1 Samuel 27:7 David lived in Philistine territory a year and four months.

The third consequence is a lengthy period of compromise. You might say, "Oh it won't hurt" or "a day here or a day there". "Don't worry, I can get back into the swing of things when I need to. " There is something magnetic when we try to play with sin for the fun of it for a period of time, the pull is deadly. Scars are formed in our memories and unfortunately, in the memories of others.

There are too many examples when heroes of God strayed for quite awhile. Abraham did it when he went down to Egypt. Lot also did it when he went to Sodom. Erosion set in and before they knew it, they were doing things that God didn't like; things that haunted them all their lives. When a person gets to this point in life and the consequences start to take hold, how might we expect a person to act or walk in life?

For David, duplicity begins to mark his steps. The best definition of duplicity is deception by pretending. You pretend to have a certain set of feelings but you're really operating under a different set of feelings entirely. For David, he pretended to be on the side of Achish but in reality he was raiding and killing the allies of Achish, actually hurting Achish behind his back. David and his men had to kill everyone they met so word couldn't get back to Achish.

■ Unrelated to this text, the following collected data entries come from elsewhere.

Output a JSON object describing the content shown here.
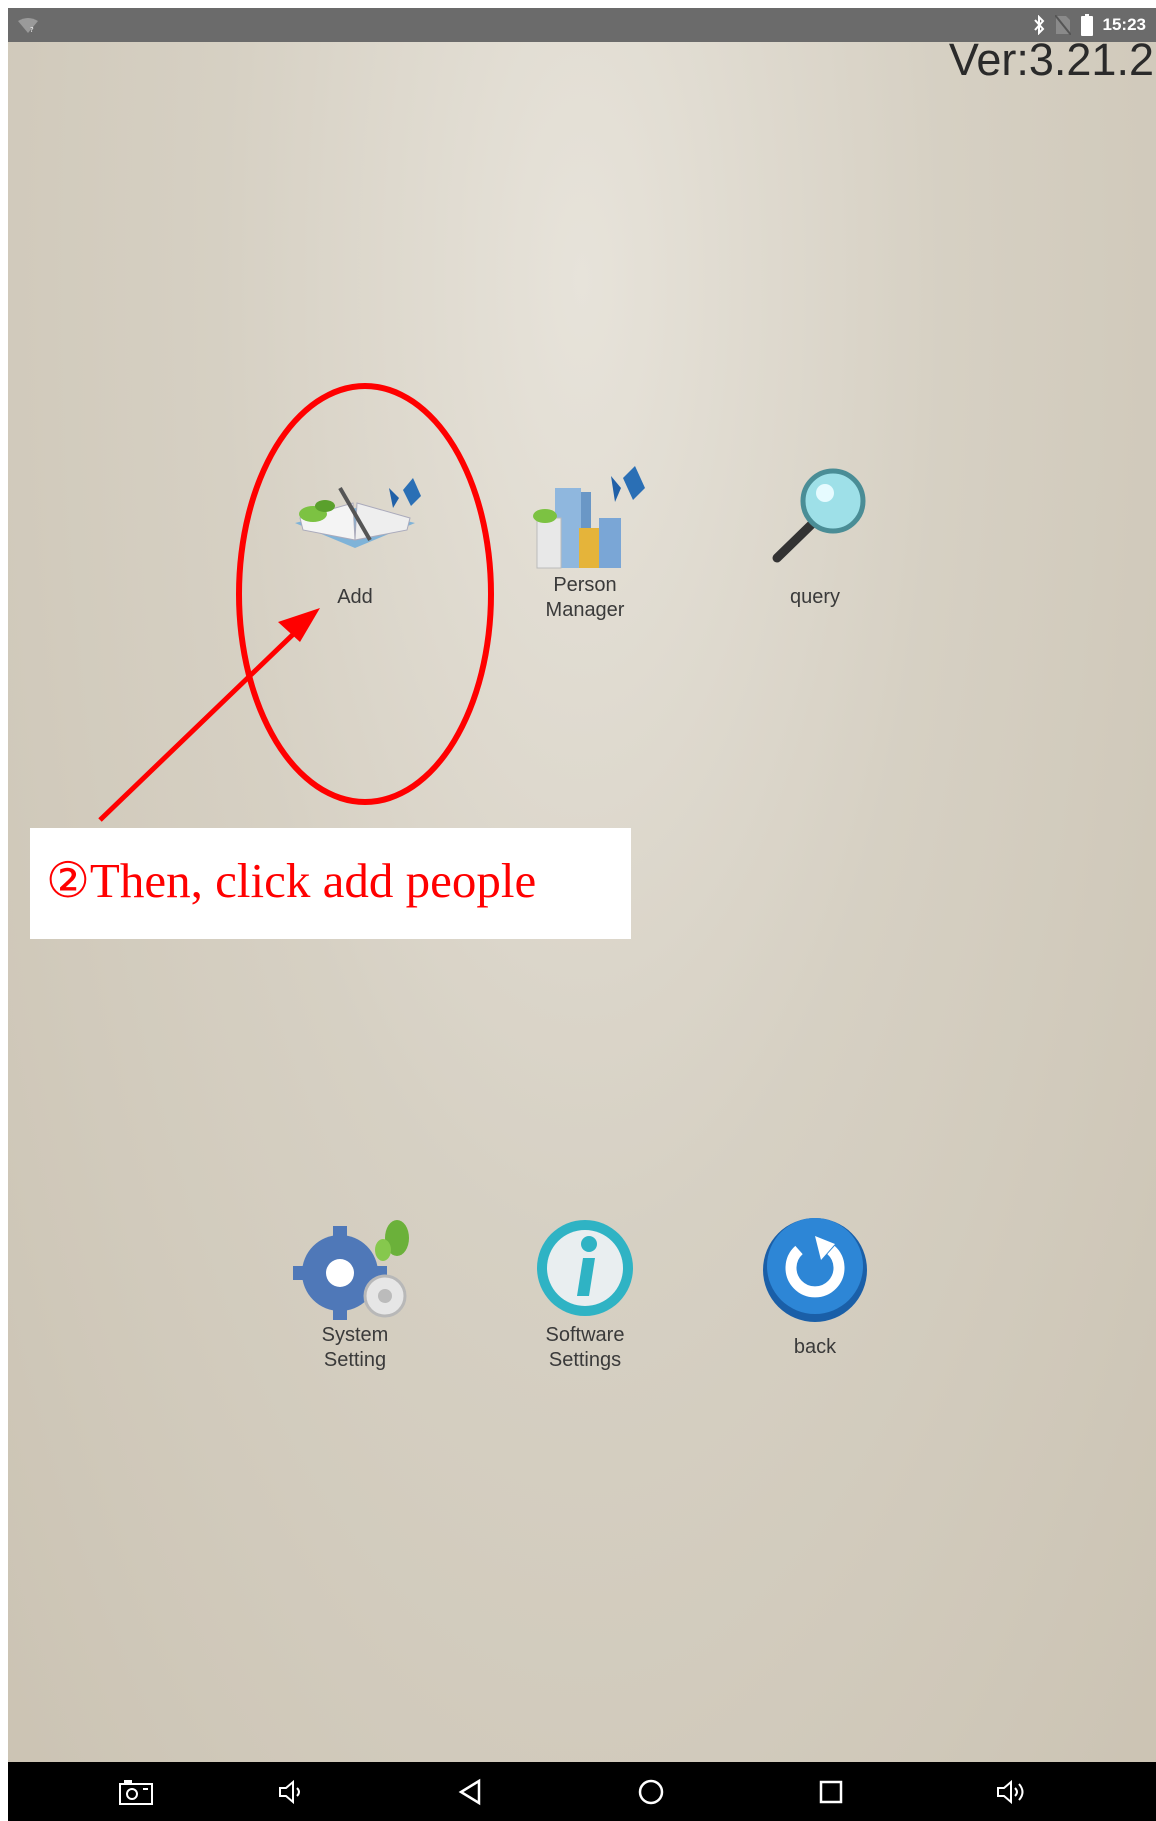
{
  "status_bar": {
    "time": "15:23",
    "icons": [
      "wifi-icon",
      "bluetooth-icon",
      "no-sim-icon",
      "battery-icon"
    ]
  },
  "version": "Ver:3.21.2",
  "apps_row1": [
    {
      "label_lines": [
        "Add"
      ],
      "icon": "book-pen-icon"
    },
    {
      "label_lines": [
        "Person",
        "Manager"
      ],
      "icon": "bar-blocks-icon"
    },
    {
      "label_lines": [
        "query"
      ],
      "icon": "magnifier-icon"
    }
  ],
  "apps_row2": [
    {
      "label_lines": [
        "System",
        "Setting"
      ],
      "icon": "gears-icon"
    },
    {
      "label_lines": [
        "Software",
        "Settings"
      ],
      "icon": "info-icon"
    },
    {
      "label_lines": [
        "back"
      ],
      "icon": "refresh-back-icon"
    }
  ],
  "annotation": {
    "text": "②Then, click add people",
    "color": "#ff0000"
  },
  "nav_bar": {
    "icons": [
      "screenshot-icon",
      "volume-down-icon",
      "back-icon",
      "home-icon",
      "recents-icon",
      "volume-up-icon"
    ]
  }
}
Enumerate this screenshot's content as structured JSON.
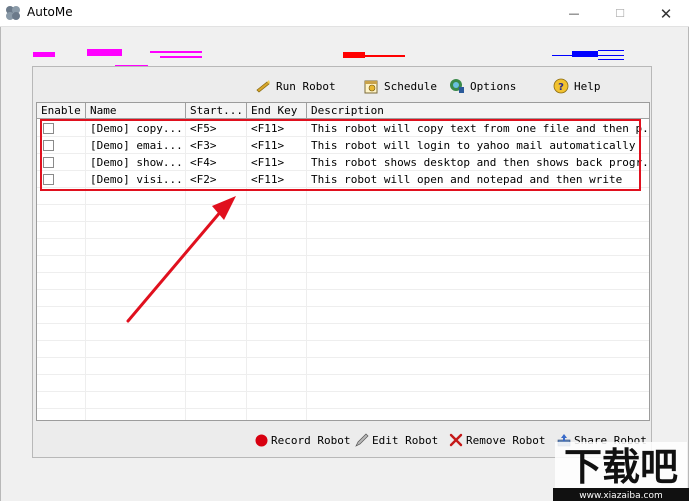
{
  "window": {
    "title": "AutoMe",
    "minimize_glyph": "—",
    "maximize_glyph": "☐",
    "close_glyph": "✕"
  },
  "toolbar": {
    "run_robot": "Run Robot",
    "schedule": "Schedule",
    "options": "Options",
    "help": "Help"
  },
  "table": {
    "columns": [
      "Enable",
      "Name",
      "Start...",
      "End Key",
      "Description"
    ],
    "rows": [
      {
        "enabled": false,
        "name": "[Demo] copy...",
        "start": "<F5>",
        "end_key": "<F11>",
        "description": "This robot will copy text from one file and then p..."
      },
      {
        "enabled": false,
        "name": "[Demo] emai...",
        "start": "<F3>",
        "end_key": "<F11>",
        "description": "This robot will login to yahoo mail automatically"
      },
      {
        "enabled": false,
        "name": "[Demo] show...",
        "start": "<F4>",
        "end_key": "<F11>",
        "description": "This robot shows desktop and then shows back progr..."
      },
      {
        "enabled": false,
        "name": "[Demo] visi...",
        "start": "<F2>",
        "end_key": "<F11>",
        "description": "This robot will open and notepad and then write"
      }
    ]
  },
  "bottom_bar": {
    "record_robot": "Record Robot",
    "edit_robot": "Edit Robot",
    "remove_robot": "Remove Robot",
    "share_robot": "Share Robot"
  },
  "colors": {
    "highlight": "#e0101e",
    "redaction_magenta": "#ff00ff",
    "redaction_red": "#ff0000",
    "redaction_blue": "#0000ff"
  },
  "watermark": {
    "text": "下载吧",
    "url": "www.xiazaiba.com"
  }
}
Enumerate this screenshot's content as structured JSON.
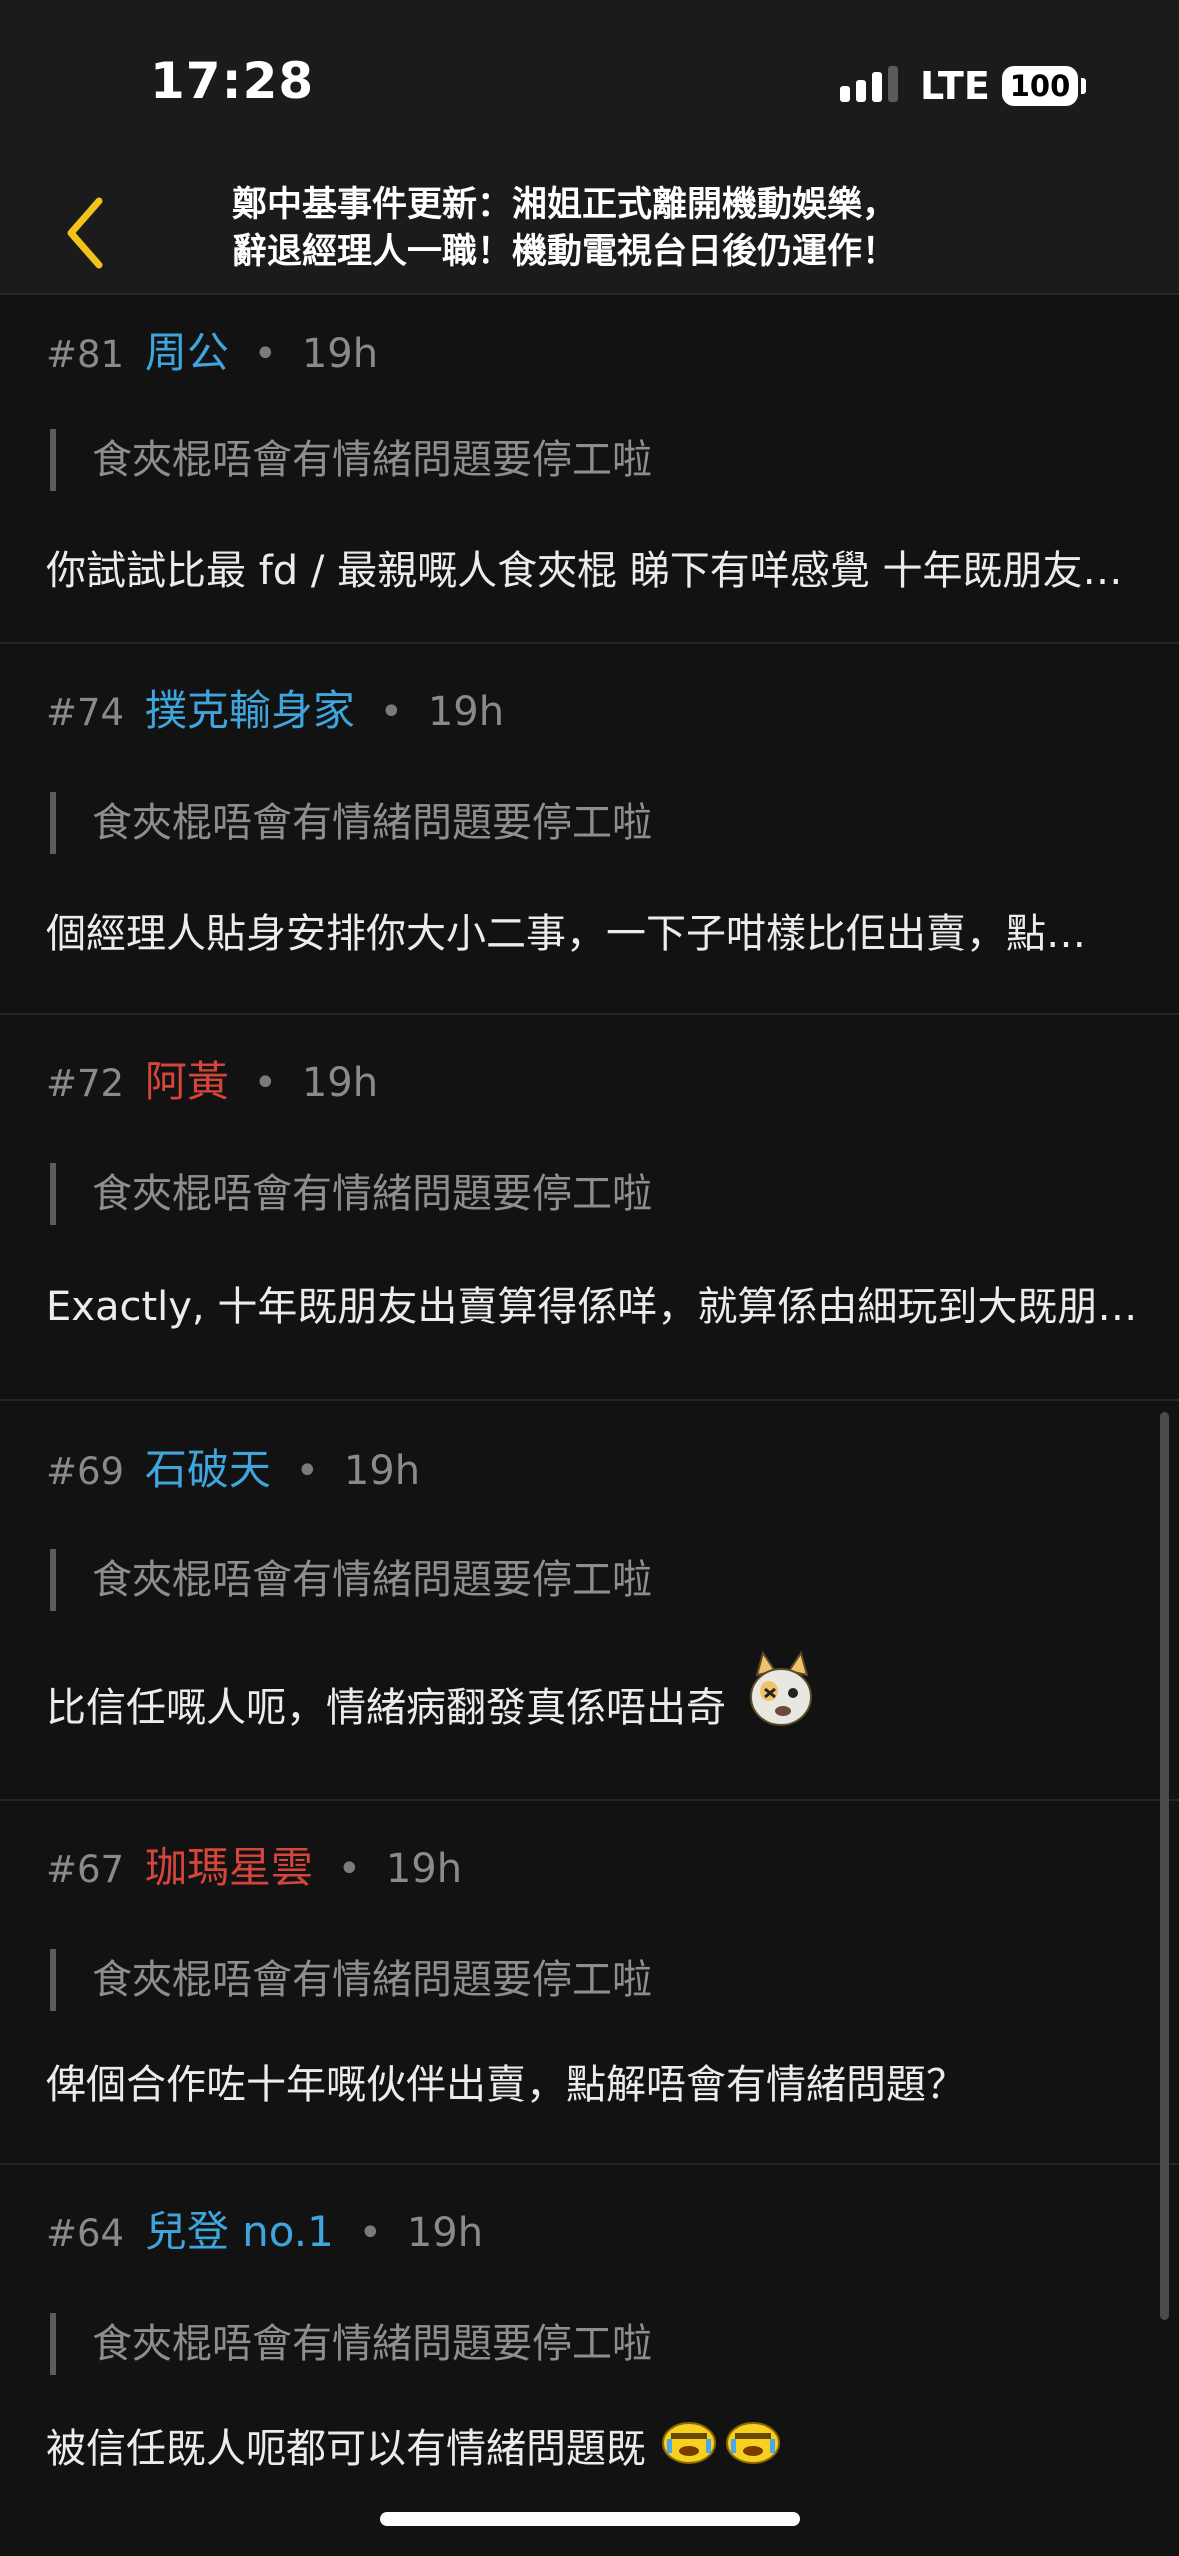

When a person is living this lie and is questioned about what they were doing, what type of response can you expect? For David when Achish asked him how his activities were going, David answered in very vague terms. Duplicity leads to vagueness. Vagueness is a form of lying. The real truth can't be revealed so partial truth is inserted to satisfy the questioning. All this leads to secrecy. When people live in the carnal mode, they also live under the cloak of secrecy. They don't want to be accountable. You don't want anybody asking so you cover up. How good was David?

1 Samuel 27:12 Achish trusted David and said to himself, "He has become so odious to his people, the Israelites, that he will be my servant forever."

When a believer in Jesus acts this way, when a man of God who has the Holy Spirit in his life acts this way, what begins to happen inside? David still had the Holy Spirit, he still loved God but he was acting from his own reasoning. When this happens, what does it do to the person?

Right as David seemed to have the enemy fooled, a number of things happen that just crush David's plan. Even though Achish liked David, the Philistine lords didn't and eventually forced Achish to make David and his men leave. On top of that, while David and his men were with Achish getting the bad news, the enemies David had been fighting all this time retaliated; they came up and destroyed Ziklag and took captive all the families of David and his men. Running to the Philistines, pretending to fight for Achish, being rejected by the Philistines and asked to leave and now finding all the families taken captive was too much for David's men to handle. The men began to distrust David and mutiny was close at hand.

David was at his lowest point. Everything was falling apart. All his fears, all his decisions, all his lies and deception led him only to despair, depression and close to giving up. David was faced with a choice, he can give up, fall prey to his men or he can cry out for help.

1 Samuel 30:3-6 When David and his men came to Ziklag, they found it destroyed by fire and their wives and sons and daughters taken captive. So David and his men wept aloud until they had no strength left to weep. David's two wives had been captured-Ahinoam of Jezreel and Abigail, the widow of Nabal of Carmel. David was greatly distressed because the men were talking of stoning him; each one was bitter in spirit because of his sons and daughters. But David found strength in the LORD his God.

Finally, David makes the right choice. When you are in the pits, they may seem bottomless and deep, but there is hope. When in a pit, the only help will come from above. Look up, reach up, help is there. For 16 months David looked to himself for help and it got him only to the bottom of the pit. He finally looks up and finds the help he needed. Dark days call for right thinking and vertical focus. These days are designed to bring man to his knees so he will look up.